Where Are They Now: Jenny Miller (’14)
by Office of Sustainability Staff Writer Suzy Mullins (’18)
From a very young age, Wake Forest alumna Jenny Miller knew she had a passion for the environment. Growing up on a tree farm in southwestern Virginia, she spent most of her early years exploring the countryside, observing animals in their natural habitat, and marveling at the miracles of nature. Over the course of her lifetime, Jenny reflects on how the environment has changed in ways she never could have imagined as a child. “Witnessing this degradation motivated me to work in a sustainability field,” says Miller. “I want to protect the environment I grew to love so that future generations can experience its wonder in the years to come.”
Q: How did your Wake Forest education prepare you for where you are now?
A: My liberal arts education at Wake Forest exposed me to new fields of information, challenged me to think creatively, and allowed me the opportunity to engage with people who I might not otherwise have met. The interdisciplinary nature of my experience proved essential post-graduation, as it prepared me for the winding road that would lead me to the job I have today.

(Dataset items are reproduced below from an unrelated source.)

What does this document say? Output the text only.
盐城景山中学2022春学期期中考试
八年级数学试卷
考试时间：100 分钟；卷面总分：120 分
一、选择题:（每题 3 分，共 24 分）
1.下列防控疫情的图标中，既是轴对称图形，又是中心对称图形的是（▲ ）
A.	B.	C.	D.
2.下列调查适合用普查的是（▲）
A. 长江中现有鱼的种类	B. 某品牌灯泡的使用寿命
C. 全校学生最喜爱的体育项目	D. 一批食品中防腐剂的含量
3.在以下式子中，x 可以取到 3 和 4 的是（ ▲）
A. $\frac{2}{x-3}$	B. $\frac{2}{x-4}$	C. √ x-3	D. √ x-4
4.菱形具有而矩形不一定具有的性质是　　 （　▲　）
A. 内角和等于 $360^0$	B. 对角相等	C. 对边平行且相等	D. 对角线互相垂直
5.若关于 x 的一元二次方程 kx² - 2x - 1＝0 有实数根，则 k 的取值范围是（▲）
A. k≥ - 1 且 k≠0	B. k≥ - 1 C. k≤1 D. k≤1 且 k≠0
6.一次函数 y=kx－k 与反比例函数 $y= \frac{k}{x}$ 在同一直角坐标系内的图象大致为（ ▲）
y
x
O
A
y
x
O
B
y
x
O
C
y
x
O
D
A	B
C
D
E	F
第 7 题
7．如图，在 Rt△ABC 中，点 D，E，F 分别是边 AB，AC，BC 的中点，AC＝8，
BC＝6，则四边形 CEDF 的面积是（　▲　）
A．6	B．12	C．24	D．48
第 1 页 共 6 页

The path toward my desired career in conservation proved much bumpier than I originally imagined. After graduating, I held multiple positions—from the manager of the Wake Forest Campus Garden, to working as an assistant for two vice presidents in Washington, DC. Thankfully, my Wake Forest education had taught me to embrace new opportunities, to do the best job I could with the understanding that my work still contributed positively to humanity.
Q: You held two different positions with the Wake Forest Office of Sustainability. What were they, and what did you gain from these experiences?
A: I was first the Manager for the Campus Garden, where I learned how to oversee projects and engage successful teams. Effective oversight involved tracking schedules for planting, watering and harvesting, and ensuring that important resources were always available in order to create a productive garden space. Growing plants and composting are not always activities with which people are comfortable, so I quickly learned how to meet the volunteers at each of their individual levels. After determining their understanding of sustainable agriculture, I planned specific projects which were appropriately engaging for each person; this allowed volunteers to participate in ways which were meaningful to them, yet also productive success of the garden.
As the Special Campaign Coordinator for the Office, I worked with campuses across the Southeast to build momentum for agricultural biodiversity in regional food systems. This effort provided experience in learning how to best tailor and communicate ideas to different constituencies, as well as how to coordinate community groups to bring an idea to fruition. Ultimately, my work as Special Campaign Coordinator culminated in connecting Winston-Salem residents, local entrepreneurs, students, campus professionals, and a special guest—author and environmental activist Dr. Vandana Shiva—for a tree-planting event in the Reynolda Gardens.
Q: You now work as the Sustainable Markets and Finance Associate with Rare, an international conservation organization. What does your job entail?
A: As an Associate for the Sustainable Markets and Finance team at Rare, I liaise with program staff in Colombia, Mexico, Brazil, Indonesia, the Philippines, China, and the United States to align goals and track progress for the local development of sustainable markets projects. These projects include training communities to support behavior change through the provision of technical knowledge and resources for maintaining sustainable watersheds, fisheries and agriculture. We also work to find markets for individuals to sell their sustainable products so that they can support their livelihoods and local economy. Additionally, I develop and manage my department’s budget and provide administrative support by tracking timelines, commitments, travel, and overseeing various team meetings. Finally, I spend time communicating with corporate business partners, financiers, media, policy-makers and stakeholders to build understanding of Rare’s programs.
Q: What is your favorite part about showing up for work each day?
A: My favorite part of showing up to work each day is knowing I’ll positively support communities globally, while achieving personal growth. My work contributes to achieving long-term conservation, dually improving nature and people’s livelihoods, while the talented group at Rare guarantees I’ll continue to learn and absorb useful information for building a better future.